Liverpool have not always played in their signature all-red home kit.
In fact, they only started wearing their all-red number since 1964, well after their formation in 1892, when iconic former manager Bill Shankly decided to change their strip in a view to pose as more of a threat to opposition teams.
One of Liverpool’s first-ever strips involved a blue shirt with navy shorts, before it was changed four years later to the red shirt and white socks ensemble that was synonymous in the pre-Shankly years.
“We used to play in white shorts with red stripes, white stockings with red tops and white piping on the jerseys,” Shankly said of the uniform change in 1964.
“But we switched to all red and it was fantastic. The introduction of the all-red strip had a huge psychological effect.”
Shankly made the choice to switch to the all-red on November 24, 1964, the evening before the Reds – as they are now known – were set to face off against Anderlecht in a European Cup second-round first-tie leg at Anfield.
Former player Ian St John said: “Shankly thought the colour scheme would carry psychological impact – red for danger, red for power.
“He came into the dressing room one day and threw a pair of red shorts to Ronnie Yeats. ‘Get into those shorts and let’s see how you look,’ he said. ‘Christ, Ronnie, you look awesome, terrifying. You look 7 feet tall.'”
“We’d just finished training and I was on the way home when Shanks called me back,” recalled then-Liverpool captain Yeats.
“My initial reaction was that I’d done something wrong. Either that or I was getting a pay rise! Anyway, it was neither. ‘I want you to try on this all-red strip,’ he asked. So I went into the dressing room and put it on.”
The switch paid off, with St John netting the opener after just 10 minutes with the game ending in a 3-0 home victory for the Reds.

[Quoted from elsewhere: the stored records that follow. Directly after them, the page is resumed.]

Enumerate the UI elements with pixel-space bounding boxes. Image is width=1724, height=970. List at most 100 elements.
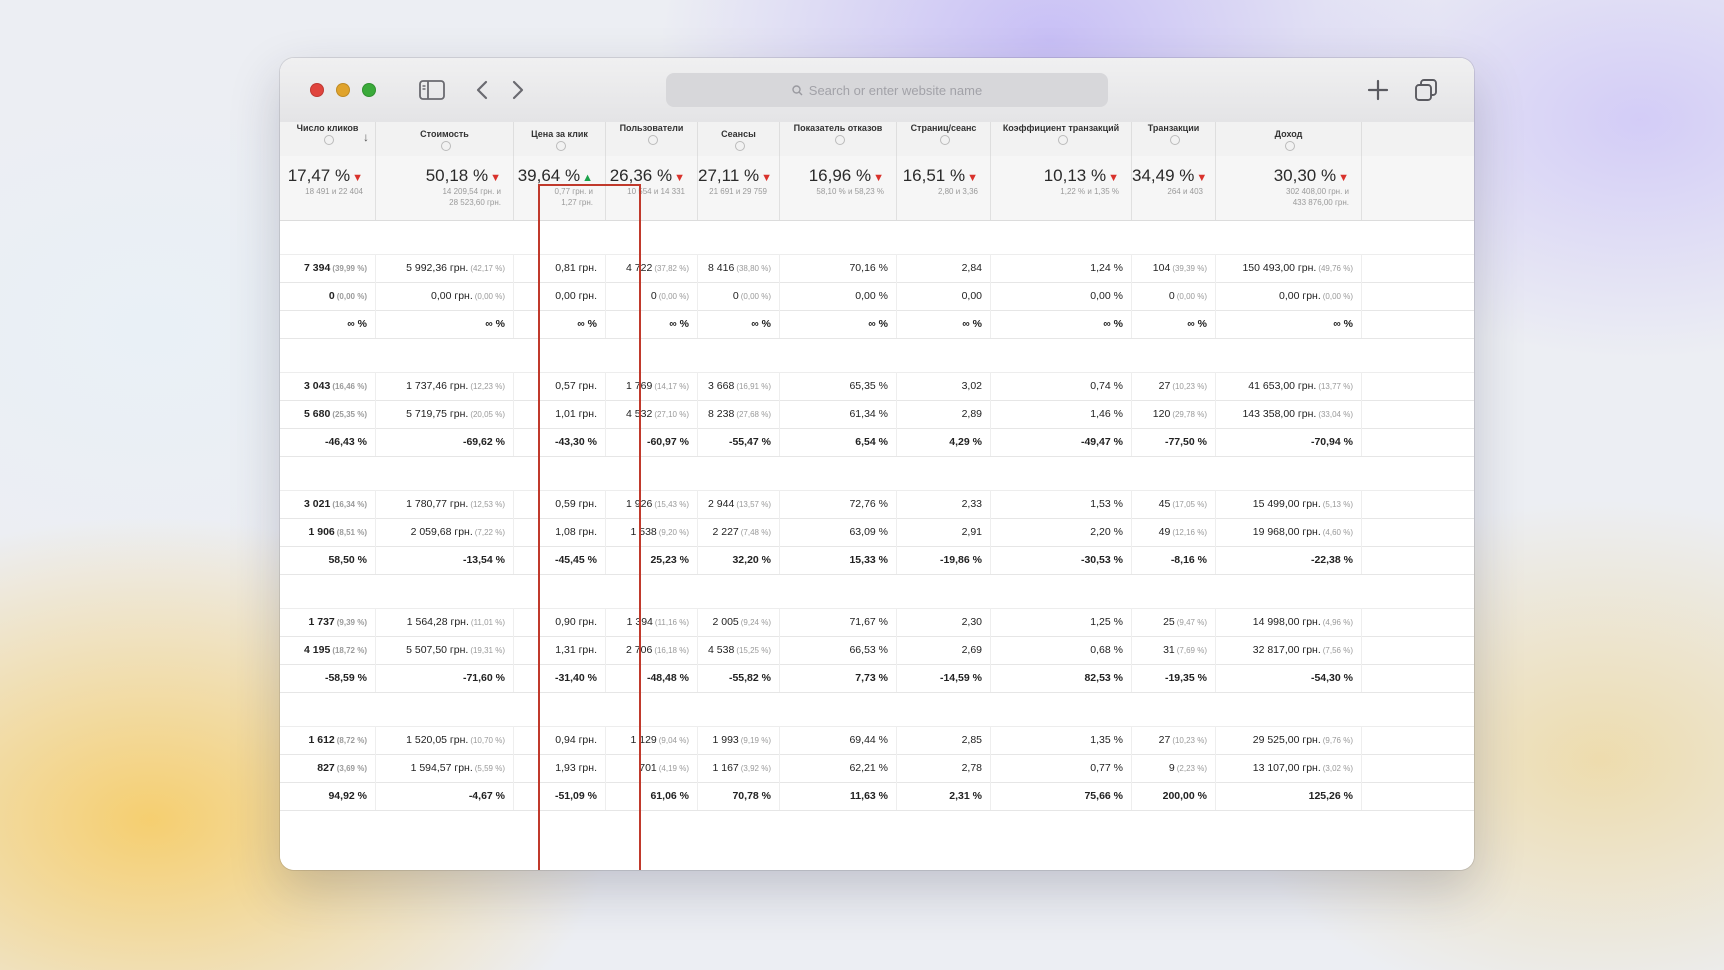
summary-percent-value: 27,11 %: [698, 166, 760, 185]
cell-share: (16,34 %): [332, 500, 367, 509]
cell-value: ∞ %: [577, 318, 597, 330]
cell-value: 7 394: [304, 262, 331, 274]
cell-value: 0,57 грн.: [555, 380, 597, 392]
tabs-icon[interactable]: [1410, 75, 1442, 105]
group-spacer-row: [280, 338, 1474, 373]
cell-share: (42,17 %): [470, 264, 505, 273]
info-icon[interactable]: [1170, 134, 1180, 145]
summary-percent-value: 10,13 %: [1043, 166, 1107, 185]
cell-share: (12,16 %): [1172, 528, 1207, 537]
column-header-users[interactable]: Пользователи: [606, 122, 698, 156]
cell-value: 3 043: [304, 380, 331, 392]
cell-share: (12,53 %): [470, 500, 505, 509]
cell-value: 1,46 %: [1090, 408, 1123, 420]
cell-value: -22,38 %: [1310, 554, 1353, 566]
cell-value: ∞ %: [485, 318, 505, 330]
cell-value: 3 021: [304, 498, 331, 510]
summary-cell-cpc: 39,64 % ▲ 0,77 грн. и 1,27 грн.: [514, 156, 606, 220]
table-cell-revenue: 29 525,00 грн. (9,76 %): [1216, 726, 1362, 754]
table-cell-cpc: 0,59 грн.: [514, 490, 606, 518]
cell-value: 25: [1163, 616, 1175, 628]
table-cell-clicks: 7 394 (39,99 %): [280, 254, 376, 282]
info-icon[interactable]: [735, 140, 745, 151]
table-cell-pages: -14,59 %: [897, 664, 991, 692]
table-cell-conv: 1,53 %: [991, 490, 1132, 518]
arrow-down-icon: ▼: [1338, 172, 1349, 184]
column-header-conv[interactable]: Коэффициент транзакций: [991, 122, 1132, 156]
cell-share: (27,10 %): [654, 410, 689, 419]
table-cell-users: 0 (0,00 %): [606, 282, 698, 310]
arrow-down-icon: ▼: [967, 172, 978, 184]
plus-icon[interactable]: [1362, 75, 1394, 105]
info-icon[interactable]: [648, 134, 658, 145]
table-cell-clicks: 5 680 (25,35 %): [280, 400, 376, 428]
column-header-clicks[interactable]: Число кликов ↓: [280, 122, 376, 156]
table-cell-pages: 2,89: [897, 400, 991, 428]
sort-descending-icon[interactable]: ↓: [363, 130, 369, 144]
info-icon[interactable]: [324, 134, 334, 145]
info-icon[interactable]: [940, 134, 950, 145]
info-icon[interactable]: [441, 140, 451, 151]
table-cell-users: 61,06 %: [606, 782, 698, 810]
table-cell-trans: 31 (7,69 %): [1132, 636, 1216, 664]
info-icon[interactable]: [1285, 140, 1295, 151]
table-cell-pages: 3,02: [897, 372, 991, 400]
table-cell-conv: 0,77 %: [991, 754, 1132, 782]
cell-value: 69,44 %: [849, 734, 888, 746]
cell-value: 11,63 %: [850, 790, 888, 802]
summary-percent: 30,30 % ▼: [1216, 166, 1349, 186]
table-cell-pages: ∞ %: [897, 310, 991, 338]
cell-value: -69,62 %: [462, 436, 505, 448]
summary-cell-sessions: 27,11 % ▼ 21 691 и 29 759: [698, 156, 780, 220]
column-header-cost[interactable]: Стоимость: [376, 122, 514, 156]
table-cell-conv: 75,66 %: [991, 782, 1132, 810]
sidebar-icon[interactable]: [416, 75, 448, 105]
column-header-cpc[interactable]: Цена за клик: [514, 122, 606, 156]
minimize-window-button[interactable]: [336, 83, 350, 97]
info-icon[interactable]: [1057, 134, 1068, 145]
table-cell-pages: -19,86 %: [897, 546, 991, 574]
search-icon: [792, 84, 803, 96]
table-cell-cost: 2 059,68 грн. (7,22 %): [376, 518, 514, 546]
summary-comparison: 302 408,00 грн. и: [1286, 187, 1349, 196]
maximize-window-button[interactable]: [362, 83, 376, 97]
back-icon[interactable]: [466, 75, 498, 105]
forward-icon[interactable]: [502, 75, 534, 105]
cell-value: ∞ %: [868, 318, 888, 330]
table-cell-bounce: 6,54 %: [780, 428, 897, 456]
table-cell-cpc: 0,57 грн.: [514, 372, 606, 400]
cell-share: (3,02 %): [1322, 764, 1353, 773]
table-cell-pages: 2,91: [897, 518, 991, 546]
browser-toolbar: Search or enter website name: [280, 58, 1474, 123]
cell-value: 5 992,36 грн.: [406, 262, 469, 274]
summary-percent-value: 50,18 %: [425, 166, 489, 185]
column-header-trans[interactable]: Транзакции: [1132, 122, 1216, 156]
table-cell-sessions: ∞ %: [698, 310, 780, 338]
table-cell-bounce: 71,67 %: [780, 608, 897, 636]
table-cell-cost: 5 507,50 грн. (19,31 %): [376, 636, 514, 664]
table-cell-sessions: 2 227 (7,48 %): [698, 518, 780, 546]
column-header-label: Коэффициент транзакций: [1002, 123, 1120, 133]
cell-value: 150 493,00 грн.: [1242, 262, 1317, 274]
table-cell-trans: 104 (39,39 %): [1132, 254, 1216, 282]
column-header-revenue[interactable]: Доход: [1216, 122, 1362, 156]
cell-share: (4,19 %): [658, 764, 689, 773]
address-bar[interactable]: Search or enter website name: [666, 73, 1108, 107]
table-cell-bounce: 11,63 %: [780, 782, 897, 810]
table-cell-cpc: 1,93 грн.: [514, 754, 606, 782]
cell-value: 1,08 грн.: [555, 526, 597, 538]
column-header-sessions[interactable]: Сеансы: [698, 122, 780, 156]
info-icon[interactable]: [556, 140, 566, 151]
column-header-bounce[interactable]: Показатель отказов: [780, 122, 897, 156]
cell-value: 14 998,00 грн.: [1252, 616, 1321, 628]
cell-share: (33,04 %): [1318, 410, 1353, 419]
column-header-pages[interactable]: Страниц/сеанс: [897, 122, 991, 156]
table-cell-bounce: ∞ %: [780, 310, 897, 338]
cell-value: 13 107,00 грн.: [1252, 762, 1321, 774]
cell-share: (4,60 %): [1322, 528, 1353, 537]
table-cell-pages: 2,31 %: [897, 782, 991, 810]
info-icon[interactable]: [834, 134, 845, 145]
close-window-button[interactable]: [310, 83, 324, 97]
cell-value: 1 737: [308, 616, 335, 628]
table-cell-cpc: 0,00 грн.: [514, 282, 606, 310]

“I went home that night,” said Yeats, “I said to my wife Ness: ‘You know something… tonight I went out onto Anfield and for the first time there was a glow like a fire was burning.’
“Our game against Anderlecht was a night of milestones. We wore the all-red strip for the first time. Christ, the players looked like giants. And we played like giants.”
From that point onwards, history was made. Shankly was responsible for creating the image of modern-day Liverpool, and enjoyed immense success as manager of the Reds, three League Championships and the European Cup.
He then paved the way for his successors in Bob Paisley and Joe Fagan, who were responsible for some of Liverpool’s most successful, trophy-laden periods.